Gutverdienende können sich die gewünschte Sicherheit leisten, während Personen mit tiefem Einkommen trotz Interesse oft auf über die Grundversicherung hinausgehende Versicherungsdeckungen verzichten müssen. Das nährt die Debatte um eine Zweiklassenmedizin.
4. Komplementärmedizin und Komfort wichtiger als freie Arztwahl
Am wichtigsten sind den Befragten Zusatzleistungen für mehr Komfort im Spital. Danach folgen alternative Heilmethoden, etwa Naturheilkunde und Homöopathie. An dritter Stelle kommen Leistungen wie Brillen und Kontaktlinsen. Dabei ist der jüngsten Altersgruppe von 18 bis 35 Jahren die Sehhilfen-Leistung wichtiger als Personen von 36 bis 55 Jahren.
Zahnbehandlungen liegen bei der Wichtigkeit von Zusatzleistungen auf dem vierten Platz. Sie sind den Schweizerinnen und Schweizern wichtiger, je älter sie werden. Als eher unwichtig gelten:
Behandlung in jedem Spital der Welt
Physiotherapie und Rehabilitation
Rettung und Bergung
Spital mit freier Arzt- und Terminwahl bei Wahleingriffen
Laut Felix Schneuwly zeigt sich hier ein typisches Wohlstandsphänomen: «Es ist nicht mehr die Frage, dass man überhaupt gesund wird, sondern mit welchem Komfort. Die Spitäler haben auf dieses Bedürfnis mit dem Ausbau des Hotelkomforts reagiert. Zusätzlich wird ohne Zusatzversicherungsdeckung immer öfter ambulant operiert, sodass der Unterschied zwischen Zusatzversicherten und Grundversicherten zumindest diesbezüglich öfter entfällt.»

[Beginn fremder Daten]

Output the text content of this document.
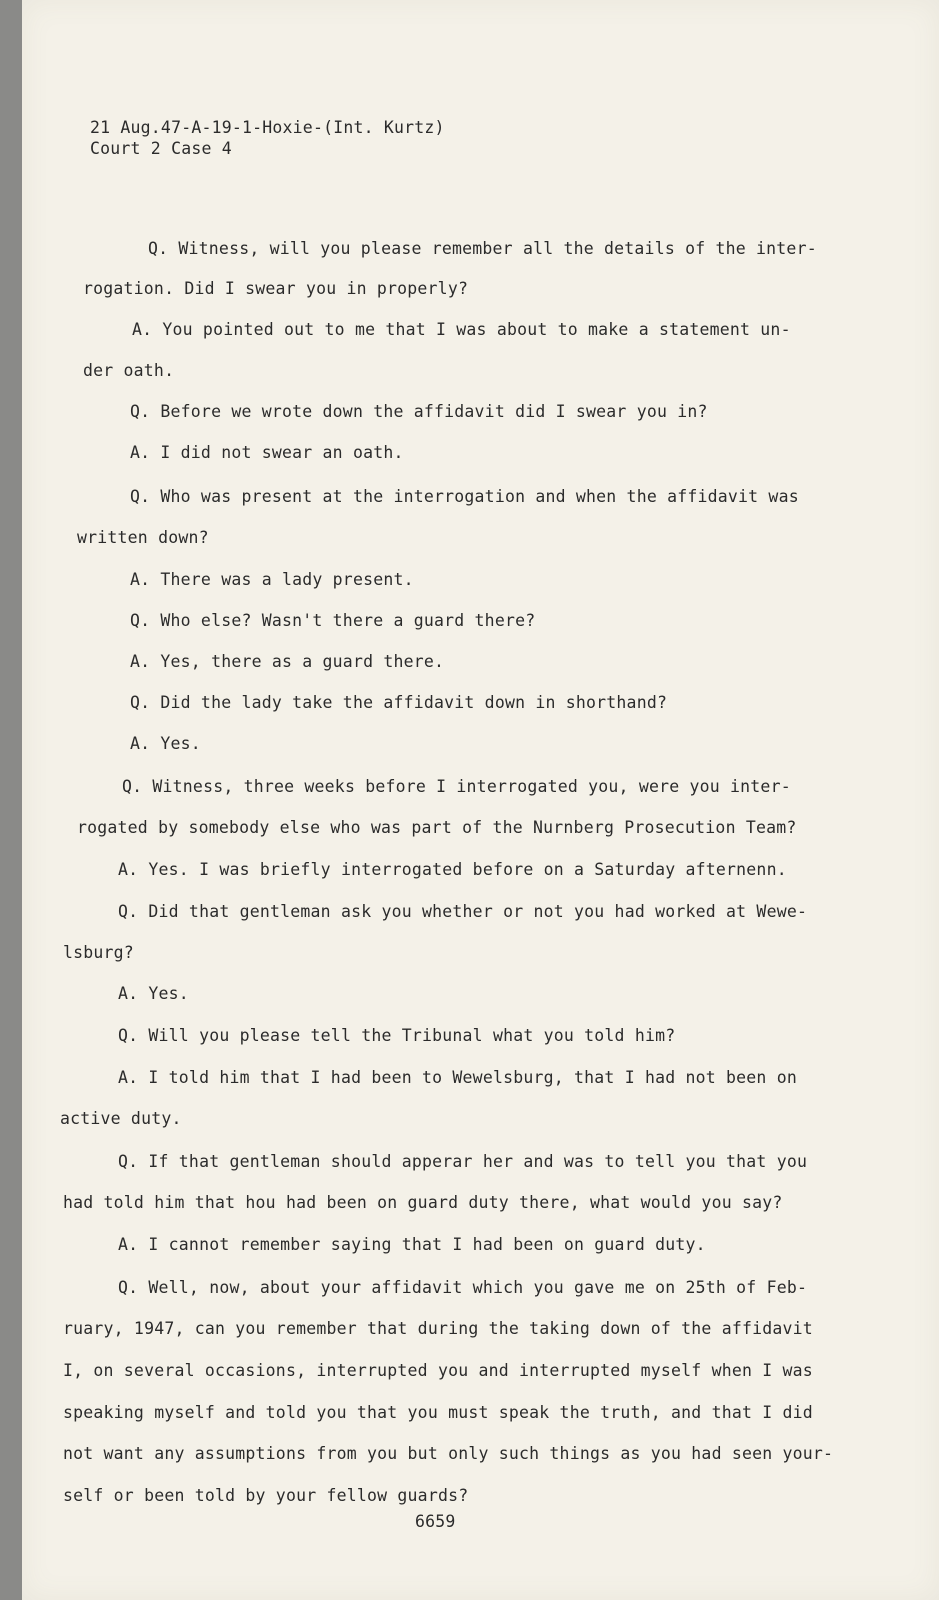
21 Aug.47-A-19-1-Hoxie-(Int. Kurtz)
Court 2 Case 4
Q. Witness, will you please remember all the details of the inter-
rogation. Did I swear you in properly?
A. You pointed out to me that I was about to make a statement un-
der oath.
Q. Before we wrote down the affidavit did I swear you in?
A. I did not swear an oath.
Q. Who was present at the interrogation and when the affidavit was
written down?
A. There was a lady present.
Q. Who else? Wasn't there a guard there?
A. Yes, there as a guard there.
Q. Did the lady take the affidavit down in shorthand?
A. Yes.
Q. Witness, three weeks before I interrogated you, were you inter-
rogated by somebody else who was part of the Nurnberg Prosecution Team?
A. Yes. I was briefly interrogated before on a Saturday afternenn.
Q. Did that gentleman ask you whether or not you had worked at Wewe-
lsburg?
A. Yes.
Q. Will you please tell the Tribunal what you told him?
A. I told him that I had been to Wewelsburg, that I had not been on
active duty.
Q. If that gentleman should apperar her and was to tell you that you
had told him that hou had been on guard duty there, what would you say?
A. I cannot remember saying that I had been on guard duty.
Q. Well, now, about your affidavit which you gave me on 25th of Feb-
ruary, 1947, can you remember that during the taking down of the affidavit
I, on several occasions, interrupted you and interrupted myself when I was
speaking myself and told you that you must speak the truth, and that I did
not want any assumptions from you but only such things as you had seen your-
self or been told by your fellow guards?
6659
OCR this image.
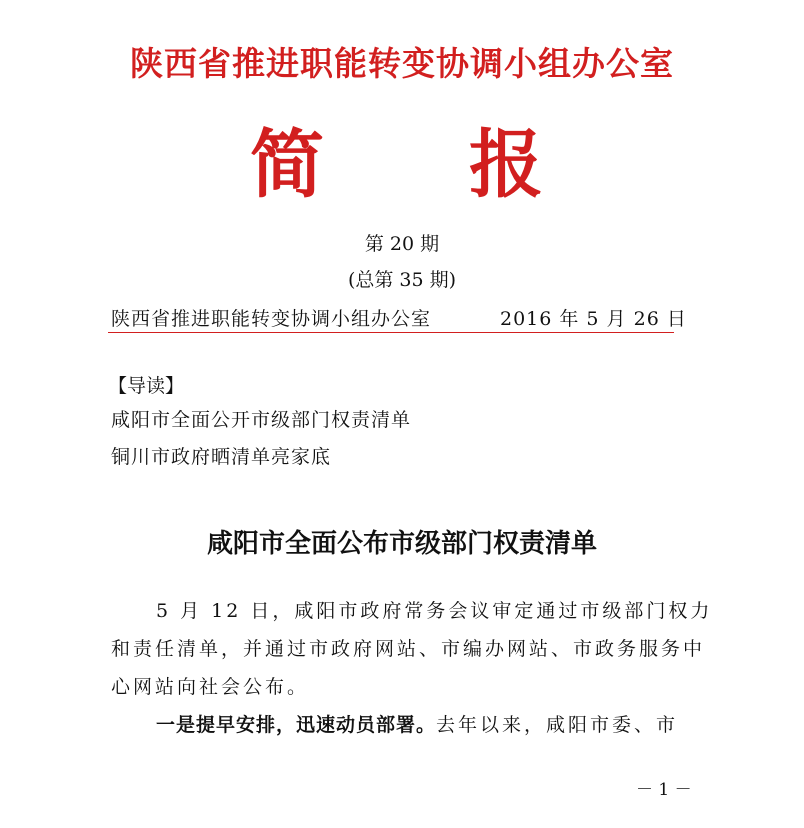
陕西省推进职能转变协调小组办公室
简 报
第 20 期
(总第 35 期)
陕西省推进职能转变协调小组办公室	2016 年 5 月 26 日
【导读】
咸阳市全面公开市级部门权责清单
铜川市政府晒清单亮家底
咸阳市全面公布市级部门权责清单
5 月 12 日，咸阳市政府常务会议审定通过市级部门权力
和责任清单，并通过市政府网站、市编办网站、市政务服务中
心网站向社会公布。
一是提早安排，迅速动员部署。去年以来，咸阳市委、市
－ 1 －
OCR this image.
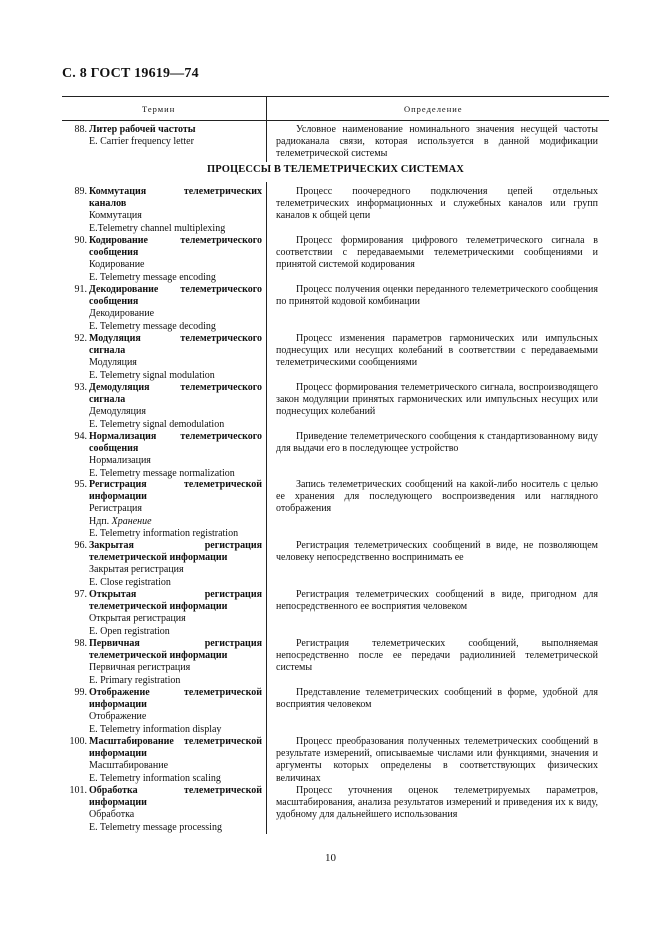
С. 8 ГОСТ 19619—74
Термин	Определение
ПРОЦЕССЫ В ТЕЛЕМЕТРИЧЕСКИХ СИСТЕМАХ
88. Литер рабочей частоты
E. Carrier frequency letter
Условное наименование номинального значения несущей частоты радиоканала связи, которая используется в данной модификации телеметрической системы
89. Коммутация телеметрических каналов
Коммутация
E.Telemetry channel multiplexing
Процесс поочередного подключения цепей отдельных телеметрических информационных и служебных каналов или групп каналов к общей цепи
90. Кодирование телеметрического сообщения
Кодирование
E. Telemetry message encoding
Процесс формирования цифрового телеметрического сигнала в соответствии с передаваемыми телеметрическими сообщениями и принятой системой кодирования
91. Декодирование телеметрического сообщения
Декодирование
E. Telemetry message decoding
Процесс получения оценки переданного телеметрического сообщения по принятой кодовой комбинации
92. Модуляция телеметрического сигнала
Модуляция
E. Telemetry signal modulation
Процесс изменения параметров гармонических или импульсных поднесущих или несущих колебаний в соответствии с передаваемыми телеметрическими сообщениями
93. Демодуляция телеметрического сигнала
Демодуляция
E. Telemetry signal demodulation
Процесс формирования телеметрического сигнала, воспроизводящего закон модуляции принятых гармонических или импульсных несущих или поднесущих колебаний
94. Нормализация телеметрического сообщения
Нормализация
E. Telemetry message normalization
Приведение телеметрического сообщения к стандартизованному виду для выдачи его в последующее устройство
95. Регистрация телеметрической информации
Регистрация
Ндп. Хранение
E. Telemetry information registration
Запись телеметрических сообщений на какой-либо носитель с целью ее хранения для последующего воспроизведения или наглядного отображения
96. Закрытая регистрация телеметрической информации
Закрытая регистрация
E. Close registration
Регистрация телеметрических сообщений в виде, не позволяющем человеку непосредственно воспринимать ее
97. Открытая регистрация телеметрической информации
Открытая регистрация
E. Open registration
Регистрация телеметрических сообщений в виде, пригодном для непосредственного ее восприятия человеком
98. Первичная регистрация телеметрической информации
Первичная регистрация
E. Primary registration
Регистрация телеметрических сообщений, выполняемая непосредственно после ее передачи радиолинией телеметрической системы
99. Отображение телеметрической информации
Отображение
E. Telemetry information display
Представление телеметрических сообщений в форме, удобной для восприятия человеком
100. Масштабирование телеметрической информации
Масштабирование
E. Telemetry information scaling
Процесс преобразования полученных телеметрических сообщений в результате измерений, описываемые числами или функциями, значения и аргументы которых определены в соответствующих физических величинах
101. Обработка телеметрической информации
Обработка
E. Telemetry message processing
Процесс уточнения оценок телеметрируемых параметров, масштабирования, анализа результатов измерений и приведения их к виду, удобному для дальнейшего использования
10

5. Versicherte lehnen risikobasierte Prämien für Zusatzversicherungen ab
Die Haupthürde für den Abschluss einer Zusatzversicherung sind die hohen Prämien. Mit 62,1 Prozent der Antworten hebt sich der Faktor von anderen Hürden ab. Auf dem zweiten Platz folgen Gesundheitsprüfungen und Vorerkrankungen mit 32,3 Prozent. Aber: Auch sie sind relevante Faktoren, die die Befragten vom Abschluss einer Zusatzversicherung abhalten.
Befragte ohne Zusatzversicherung sehen die Gesundheitsprüfung mit 34,9 Prozent als grosses Hindernis für den Abschluss. Aber: Die Bereitschaft der Befragten dieser Gruppe zur Zahlung einer Risikoprämie ist gering. Sie verzichten lieber auf den Versicherungsschutz, statt eine höhere und risikogerechte Prämie zu zahlen.